Pity party for four please with me as the guest of dishonor.  I hate that. I don’t like for others to see the side of me in pain, struggling and feeling sorry for myself. I especially don’t like for my son to see it. He hugged me and I know he worries about me and that makes me sad.  It is too much for a kid to worry about.   This just sucks sometimes.

Liquid filet mignon for lunch on the menu today. 
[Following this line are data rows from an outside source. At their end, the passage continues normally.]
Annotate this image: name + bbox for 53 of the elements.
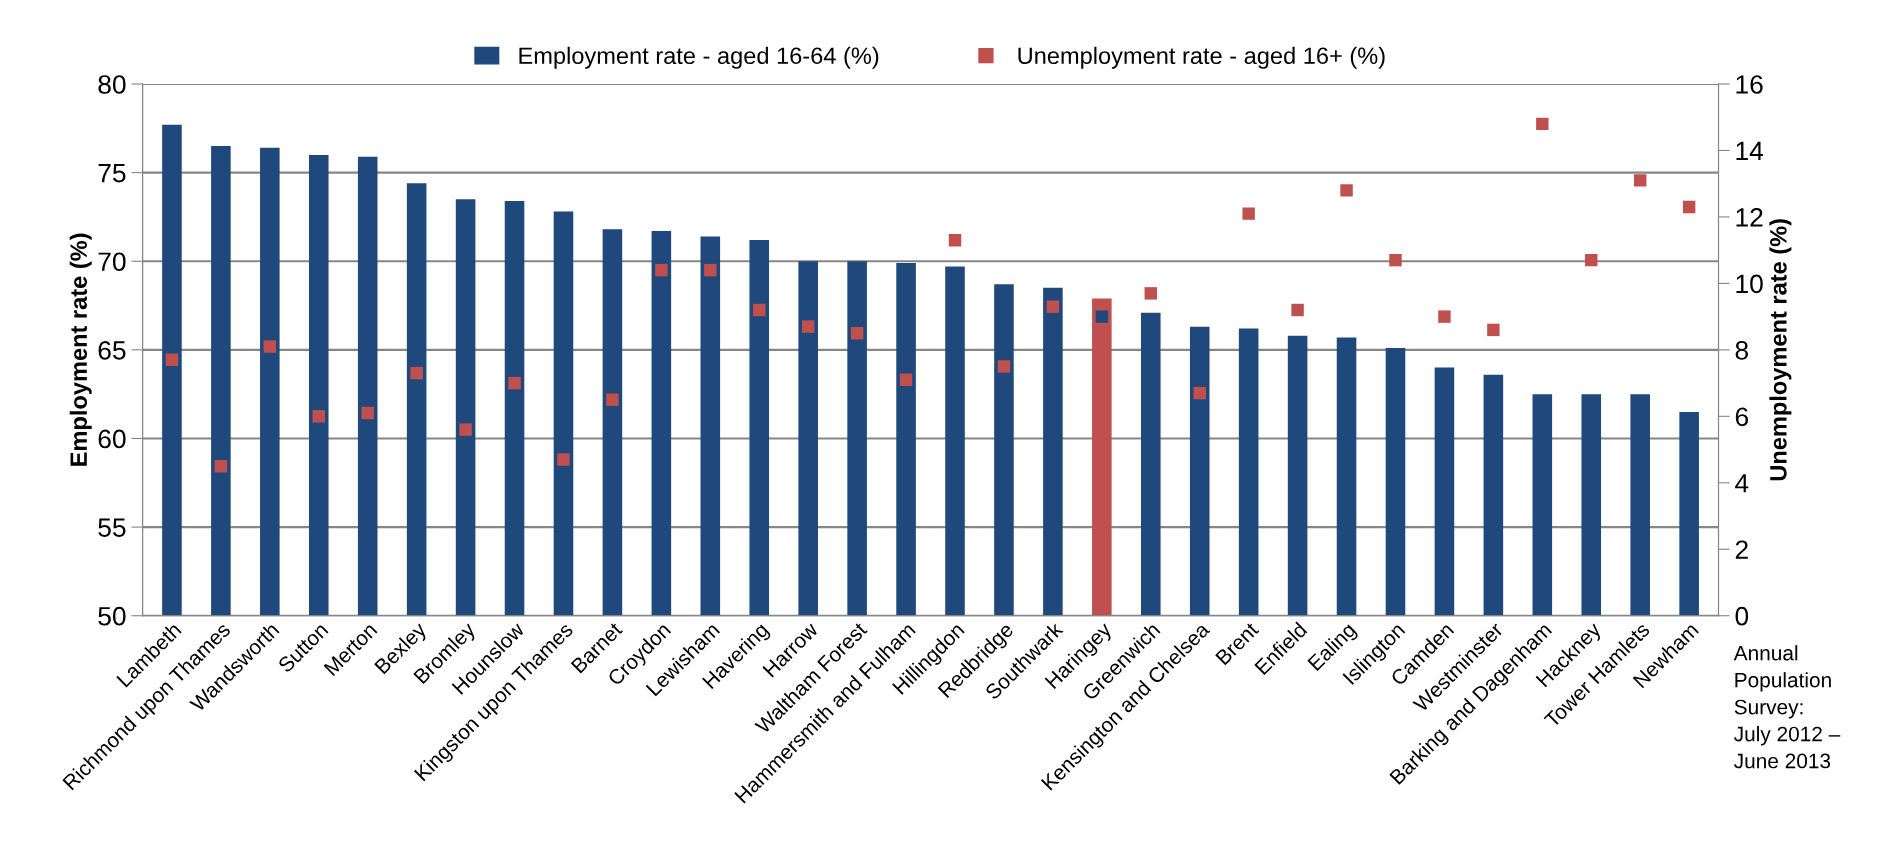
point — [655, 263, 668, 277]
legend-label: Unemployment rate - aged 16+ (%) — [1018, 46, 1385, 69]
point — [606, 393, 619, 406]
point — [1340, 184, 1353, 197]
y-tick-label: 55 — [98, 518, 126, 537]
point — [1144, 287, 1157, 300]
text: Annual Population Survey: July 2012 – June 2013 — [1733, 645, 1841, 769]
y2-axis-title: Unemployment rate (%) — [1769, 219, 1792, 481]
y2-tick-label: 4 — [1735, 474, 1749, 493]
point — [1536, 117, 1549, 131]
point — [263, 340, 277, 353]
point — [214, 459, 228, 473]
y2-tick-label: 8 — [1735, 341, 1748, 360]
point — [361, 406, 374, 420]
y-tick-label: 75 — [98, 164, 126, 183]
point — [1585, 253, 1598, 267]
y2-tick-label: 10 — [1736, 274, 1763, 294]
legend-label: Employment rate - aged 16-64 (%) — [519, 46, 879, 69]
y2-tick-label: 0 — [1735, 606, 1749, 626]
y2-tick-label: 2 — [1735, 540, 1748, 559]
y-axis-title: Employment rate (%) — [69, 233, 92, 466]
y2-tick-label: 16 — [1736, 75, 1763, 94]
point — [1095, 310, 1109, 323]
point — [1487, 323, 1500, 337]
y-tick-label: 80 — [98, 75, 126, 94]
point — [459, 423, 472, 436]
y-tick-label: 70 — [98, 252, 126, 272]
y-tick-label: 60 — [98, 429, 126, 449]
y-tick-label: 50 — [98, 606, 126, 626]
y2-tick-label: 12 — [1736, 208, 1763, 227]
point — [1389, 253, 1402, 267]
point — [312, 410, 325, 423]
y-tick-label: 65 — [98, 341, 126, 360]
point — [997, 360, 1011, 373]
point — [1242, 207, 1255, 220]
y2-tick-label: 6 — [1735, 407, 1748, 427]
point — [899, 373, 913, 386]
y2-tick-label: 14 — [1736, 141, 1764, 161]
point — [850, 327, 864, 340]
point — [1682, 200, 1696, 214]
point — [948, 233, 962, 247]
point — [704, 263, 717, 277]
point — [165, 353, 179, 367]
point — [1046, 300, 1060, 313]
point — [753, 303, 766, 317]
point — [1438, 310, 1451, 323]
point — [508, 376, 521, 390]
point — [801, 320, 815, 333]
point — [1193, 386, 1206, 400]
point — [410, 366, 423, 380]
point — [1633, 174, 1647, 187]
point — [557, 453, 570, 466]
point — [1291, 303, 1304, 317]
It always makes me feel a little weird when I go to my doctor and I am the one asking for specific tests and for exactly what I need.  But after living in this body for 39 yrs and dealing with it’s “issues”, I’m starting to get the hang of it.  For the past few weeks I have been more tired than usual. I’ve been more short of breath and my heart started to feel like it was working over time. At first I just attributed it to the traveling I was doing. Maybe I over did myself, ate too many tacos or putting my body through hell in higher altitudes from my trip to NM.  But after nearly two weeks of being home and not getting better, it hit me…maybe I’m low on iron again!  So yesterday I went in to see my doc and asked her to run some labs.  More specifically, I wanted to check my ferritin level.  Normal is between 12-150.  Mine was 34.  Yes, I know, that is within the normal range.  However, when you also account for my other health issues, pulmonary htn and HF, that’s pretty low!  My heart has a hard time pumping 02 as it is, and My UW doc wants my ferritin to be around 100.  So here I sit this afternoon, getting an iron infusion.  I pat myself on the back today, for being my own advocate.  I am also grateful I have a Dr who listens to me and trusts me as well.  We have to speak up for ourselves as patients.  If you feel something is wrong you need to listen to what your body is saying! If you feel your Dr isn’t listening, get a second opinion!